In the physics of aerosols, aerosol impaction is the process in which particles are removed from an air stream by forcing the gases to make a sharp bend. Particles above a certain size possess so much momentum that they can not follow the air stream and strike a collection surface, which is available for later analysis of mass and composition. Removal of particles from an air-stream by impaction followed by mass and composition analysis has always been a different approach as to filter sampling, yet has been little utilized for routine analysis because of lack of suitable analytical methods.
The most clear and important advantage of impaction, as opposed to filtration, is that two key aerosol parameters, size and composition, can be simultaneously established.[1]

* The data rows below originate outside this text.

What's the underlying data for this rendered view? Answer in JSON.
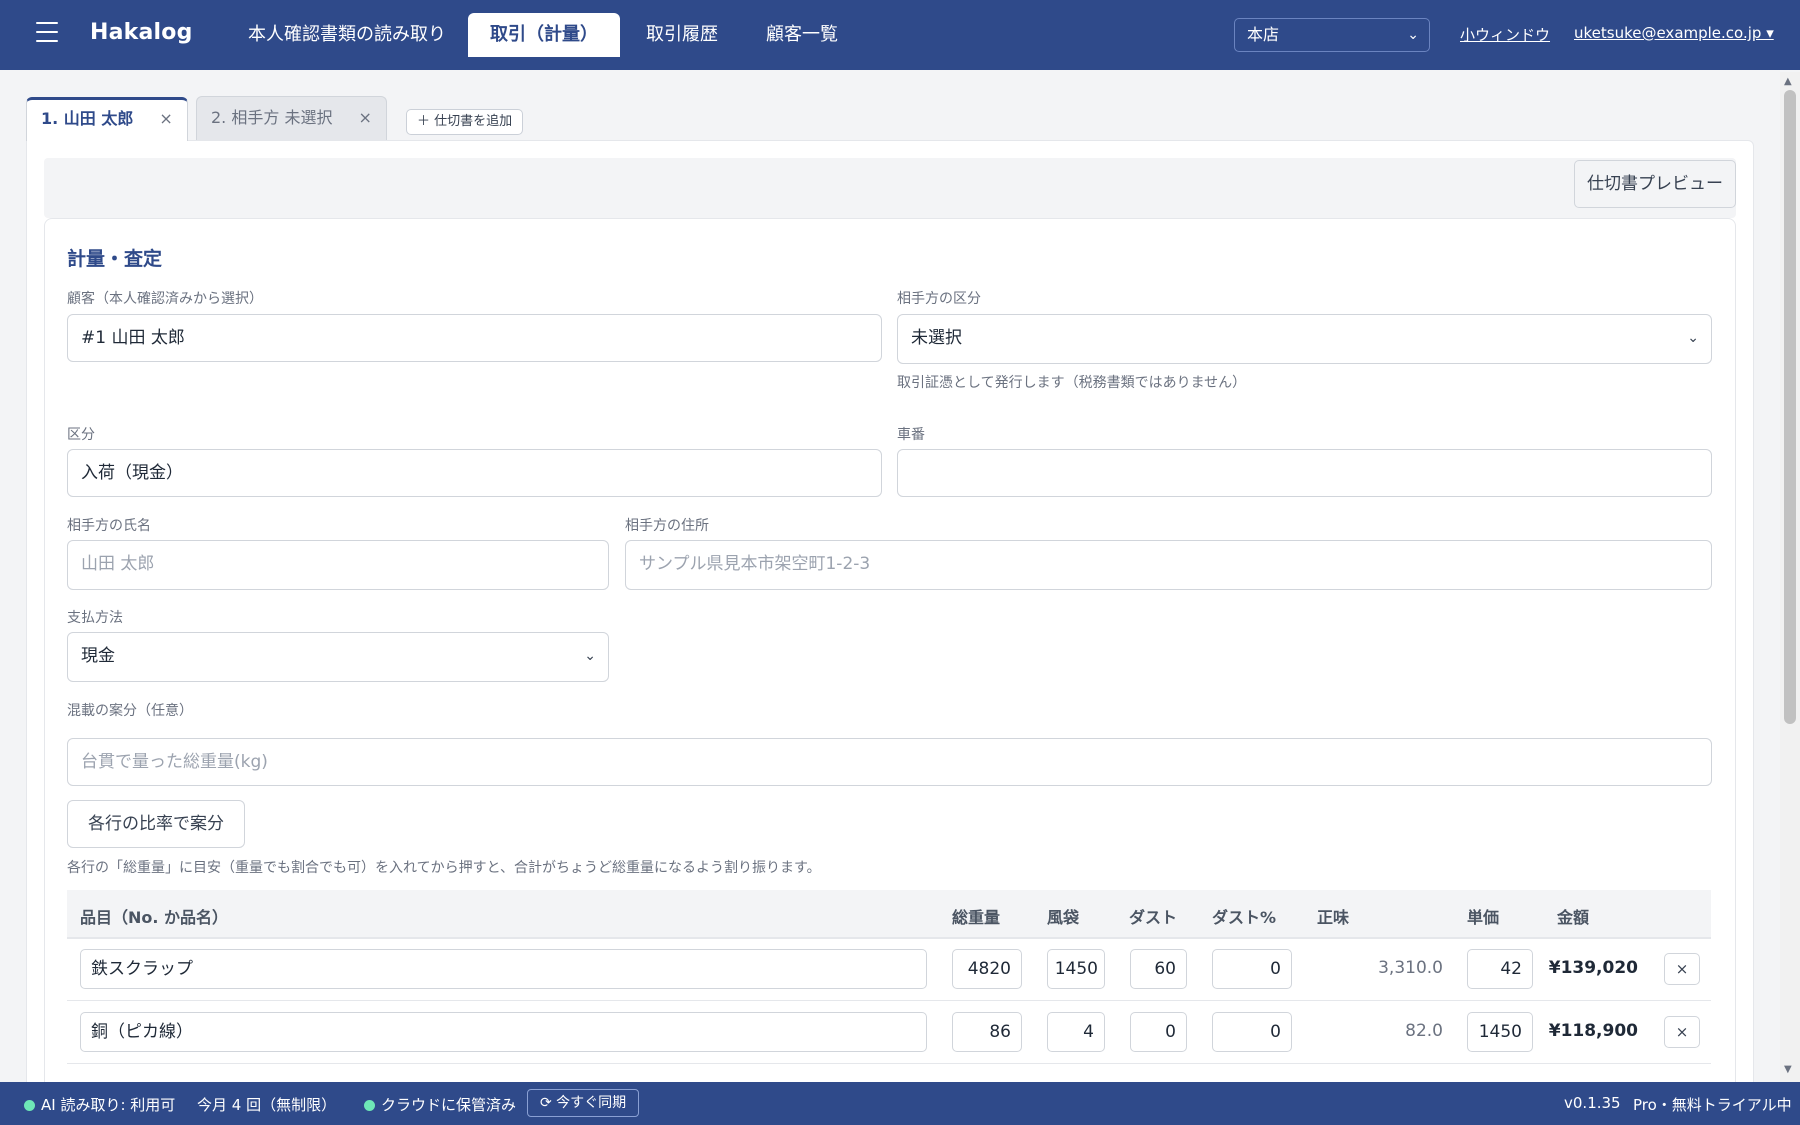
{
  "nav": {
    "brand": "Hakalog",
    "tabs": [
      {
        "label": "本人確認書類の読み取り"
      },
      {
        "label": "取引（計量）"
      },
      {
        "label": "取引履歴"
      },
      {
        "label": "顧客一覧"
      }
    ],
    "store": "本店",
    "small_window": "小ウィンドウ",
    "account": "uketsuke@example.co.jp ▾"
  },
  "doc_tabs": [
    {
      "label": "1. 山田 太郎",
      "close": "×"
    },
    {
      "label": "2. 相手方 未選択",
      "close": "×"
    }
  ],
  "add_doc": "＋ 仕切書を追加",
  "preview_button": "仕切書プレビュー",
  "form": {
    "section_title": "計量・査定",
    "customer_label": "顧客（本人確認済みから選択）",
    "customer_value": "#1 山田 太郎",
    "party_type_label": "相手方の区分",
    "party_type_value": "未選択",
    "party_type_help": "取引証憑として発行します（税務書類ではありません）",
    "category_label": "区分",
    "category_value": "入荷（現金）",
    "vehicle_label": "車番",
    "vehicle_value": "",
    "name_label": "相手方の氏名",
    "name_placeholder": "山田 太郎",
    "address_label": "相手方の住所",
    "address_placeholder": "サンプル県見本市架空町1-2-3",
    "payment_label": "支払方法",
    "payment_value": "現金",
    "mixed_label": "混載の案分（任意）",
    "mixed_placeholder": "台貫で量った総重量(kg)",
    "distribute_button": "各行の比率で案分",
    "distribute_help": "各行の「総重量」に目安（重量でも割合でも可）を入れてから押すと、合計がちょうど総重量になるよう割り振ります。"
  },
  "table": {
    "headers": {
      "item": "品目（No. か品名）",
      "gross": "総重量",
      "bag": "風袋",
      "dust": "ダスト",
      "dust_pct": "ダスト%",
      "net": "正味",
      "unit": "単価",
      "amount": "金額"
    },
    "rows": [
      {
        "item": "鉄スクラップ",
        "gross": "4820",
        "bag": "1450",
        "dust": "60",
        "dust_pct": "0",
        "net": "3,310.0",
        "unit": "42",
        "amount": "¥139,020",
        "remove": "×"
      },
      {
        "item": "銅（ピカ線）",
        "gross": "86",
        "bag": "4",
        "dust": "0",
        "dust_pct": "0",
        "net": "82.0",
        "unit": "1450",
        "amount": "¥118,900",
        "remove": "×"
      }
    ]
  },
  "footer": {
    "ai_status": "AI 読み取り: 利用可",
    "monthly_count": "今月 4 回（無制限）",
    "cloud_status": "クラウドに保管済み",
    "sync_button": "⟳ 今すぐ同期",
    "version": "v0.1.35",
    "plan": "Pro・無料トライアル中"
  },
  "colors": {
    "primary": "#2f4a8a",
    "status_ok": "#6ee7b7"
  }
}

There are many advantages of impaction as a sampling method. For two of the most common configurations, an orifice and an infinite slot, theoretical predictions can be made and empirically verified that give the cuts point and shape of the collection efficiency of an impaction stage. The air stream moves over the sample, not through it as in filtration, reducing desiccation and chemical transformations of the collected sample. Almost complete control of the type of surface on which the particles are impacted, as opposed to the limited choice of filter types. By varying the speed of the air stream and the sharpness of the bend, one can separate particles into numerous size classifications while retaining a sample for analysis.
There are also several disadvantages to impaction as a sampling method. Only a limited amount of material is available for mass and compositional analysis, as one can not collect more than a few monolayers of particles before particle bounce and mis-sizing are a potential problem.